Erich Mühsam, Schriftsteller, Politiker, Kabarettautor, trat mehr als ein Jahrzehnt lang regelmäßig im Kabarett mit Polit-Satiren und Nonsens-Sprüchen, mit Balladen, Liedern und Gedichten auf. Der gelernte Apotheker, Freund und Vertrauter des Dichters Peter Hille, trug seine Werke schon im Berliner Kabarett “Zum Hungrigen Pegasus” vor. Im “Siebenten Himmel” schüttelte Mühsam, gegen ein geringes Festhonorar, die Reime, wie sie fallen: “Das wär ein rechter Schweinehund, dem je der Sinn nach Heine schwund” oder “Sie würden mir große Freude bereiten, wenn Sie meinen Hund von der Räude befreiten.” Gastspiele führten ihn nach Wien ins „Nachtlicht“ und in den „Simplicissimus,“ nach München zu den “Elf Scharfrichtern” und in den “Simpl”. Hier, in der von Kathi Kobus geführten Münchner Künstler­kneipe, war er 1907 mit seinem „Revoluzzer“ zu hören, jener Ballade, die er aus gegebenem Anlaß “der deutschen Sozialdemokratie“ gewidmet hatte.

Andere Kabarettisten haben ebenfalls dazu beigetragen, daß das “Revoluzzerlied” rasch bekannt wurde, darunter Danny Gürtler, der selbsternannte “König der Boheme”. 1916 wurde es im Züricher “Cabaret Voltaire” vorgetragen, in den zwanziger Jahren war es der Kabarett-Hit in der Auseinandersetzung der politischen Linken. Besonders populär wurde die Version, die Ernst Busch (1900–1980) nach der Melodie von Bela Reinitz sang. Ende der sechziger Jahre interpretierte Kabarettist Wolfgang Neuss (1923–1989) das Revoluzzer-Lied, der damals in einer TV-Produktion über die Münchner Räterepublik den Mühsam spielte. Aus dieser Zeit stammt auch die hier vorgestellte Aufnahme.
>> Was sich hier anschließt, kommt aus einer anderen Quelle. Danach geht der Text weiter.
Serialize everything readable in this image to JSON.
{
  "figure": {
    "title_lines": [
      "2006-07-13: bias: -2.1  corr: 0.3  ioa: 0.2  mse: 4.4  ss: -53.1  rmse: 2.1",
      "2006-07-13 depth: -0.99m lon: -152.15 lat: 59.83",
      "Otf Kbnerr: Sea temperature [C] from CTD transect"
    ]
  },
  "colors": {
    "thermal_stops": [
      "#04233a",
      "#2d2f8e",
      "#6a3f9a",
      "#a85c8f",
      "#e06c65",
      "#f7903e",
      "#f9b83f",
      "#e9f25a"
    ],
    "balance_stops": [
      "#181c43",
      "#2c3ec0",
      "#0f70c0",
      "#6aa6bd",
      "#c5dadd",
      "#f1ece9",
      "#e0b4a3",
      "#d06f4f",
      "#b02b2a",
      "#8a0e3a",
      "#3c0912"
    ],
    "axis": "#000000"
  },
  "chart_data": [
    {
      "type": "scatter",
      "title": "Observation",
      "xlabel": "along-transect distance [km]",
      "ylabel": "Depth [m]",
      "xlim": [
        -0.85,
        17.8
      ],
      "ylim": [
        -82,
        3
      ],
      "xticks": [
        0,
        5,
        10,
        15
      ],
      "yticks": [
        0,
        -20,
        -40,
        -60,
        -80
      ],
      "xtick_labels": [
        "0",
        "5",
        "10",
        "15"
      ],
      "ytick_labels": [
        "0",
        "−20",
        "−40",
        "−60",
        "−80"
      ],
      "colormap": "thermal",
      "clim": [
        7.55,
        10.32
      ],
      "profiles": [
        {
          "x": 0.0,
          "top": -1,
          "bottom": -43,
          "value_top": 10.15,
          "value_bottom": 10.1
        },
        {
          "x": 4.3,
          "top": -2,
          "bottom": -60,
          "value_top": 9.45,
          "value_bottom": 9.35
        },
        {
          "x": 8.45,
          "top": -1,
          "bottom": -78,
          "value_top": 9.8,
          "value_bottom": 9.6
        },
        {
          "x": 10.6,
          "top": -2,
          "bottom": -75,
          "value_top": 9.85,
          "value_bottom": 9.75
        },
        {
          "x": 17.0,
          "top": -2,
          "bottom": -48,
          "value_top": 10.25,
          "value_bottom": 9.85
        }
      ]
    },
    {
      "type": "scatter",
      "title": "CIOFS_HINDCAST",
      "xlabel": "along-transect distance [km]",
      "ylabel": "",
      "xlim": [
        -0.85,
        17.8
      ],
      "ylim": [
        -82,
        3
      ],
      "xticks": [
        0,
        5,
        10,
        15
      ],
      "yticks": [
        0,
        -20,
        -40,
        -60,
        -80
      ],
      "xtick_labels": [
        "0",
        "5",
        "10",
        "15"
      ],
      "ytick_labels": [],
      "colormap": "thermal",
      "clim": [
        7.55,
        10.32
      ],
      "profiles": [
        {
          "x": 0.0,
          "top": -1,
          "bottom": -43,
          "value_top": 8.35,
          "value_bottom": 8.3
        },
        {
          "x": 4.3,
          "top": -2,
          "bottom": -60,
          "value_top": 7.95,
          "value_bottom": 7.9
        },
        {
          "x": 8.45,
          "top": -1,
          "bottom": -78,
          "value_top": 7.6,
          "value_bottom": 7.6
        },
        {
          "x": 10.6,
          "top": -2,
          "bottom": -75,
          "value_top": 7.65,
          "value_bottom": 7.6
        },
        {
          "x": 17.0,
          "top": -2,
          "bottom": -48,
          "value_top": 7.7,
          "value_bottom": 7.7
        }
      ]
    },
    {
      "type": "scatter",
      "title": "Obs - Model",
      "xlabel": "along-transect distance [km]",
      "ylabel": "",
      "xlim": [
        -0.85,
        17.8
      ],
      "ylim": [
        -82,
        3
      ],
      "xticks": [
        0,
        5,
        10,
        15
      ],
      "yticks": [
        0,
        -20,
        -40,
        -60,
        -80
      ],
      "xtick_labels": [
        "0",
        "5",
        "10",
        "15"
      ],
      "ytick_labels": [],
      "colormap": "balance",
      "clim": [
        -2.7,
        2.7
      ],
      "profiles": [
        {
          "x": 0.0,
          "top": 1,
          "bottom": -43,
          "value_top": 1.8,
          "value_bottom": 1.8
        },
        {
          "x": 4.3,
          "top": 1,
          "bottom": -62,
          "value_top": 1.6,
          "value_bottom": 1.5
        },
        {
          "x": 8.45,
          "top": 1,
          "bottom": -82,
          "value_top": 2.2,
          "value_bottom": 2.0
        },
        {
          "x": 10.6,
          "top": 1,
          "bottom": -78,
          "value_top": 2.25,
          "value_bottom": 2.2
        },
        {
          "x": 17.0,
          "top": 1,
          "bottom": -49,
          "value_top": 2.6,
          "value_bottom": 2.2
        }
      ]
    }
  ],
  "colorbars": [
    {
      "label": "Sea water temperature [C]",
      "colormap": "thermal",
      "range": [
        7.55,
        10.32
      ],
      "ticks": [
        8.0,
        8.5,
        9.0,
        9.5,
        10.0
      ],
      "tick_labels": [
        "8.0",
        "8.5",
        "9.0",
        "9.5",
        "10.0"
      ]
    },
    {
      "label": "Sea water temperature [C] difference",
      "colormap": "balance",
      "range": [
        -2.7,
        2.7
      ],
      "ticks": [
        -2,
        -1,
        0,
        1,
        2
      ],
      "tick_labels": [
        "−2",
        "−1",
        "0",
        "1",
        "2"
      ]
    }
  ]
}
Nach dem Ersten Weltkrieg betätigte sich der Radikaldemokrat, Pazifist und Anarchist Erich Mühsam (1878–1934) an der Revolution in Bayern und wurde Mitglied der Münchner Räteregierung, was ihm sechs Jahre Festungshaft einbrachte. Von den Nazis 1933 unmittelbar nach dem Reichstagsbrand verhaftet, wurde er ein Jahr später im Konzentrationslager Oranienburg ermordet.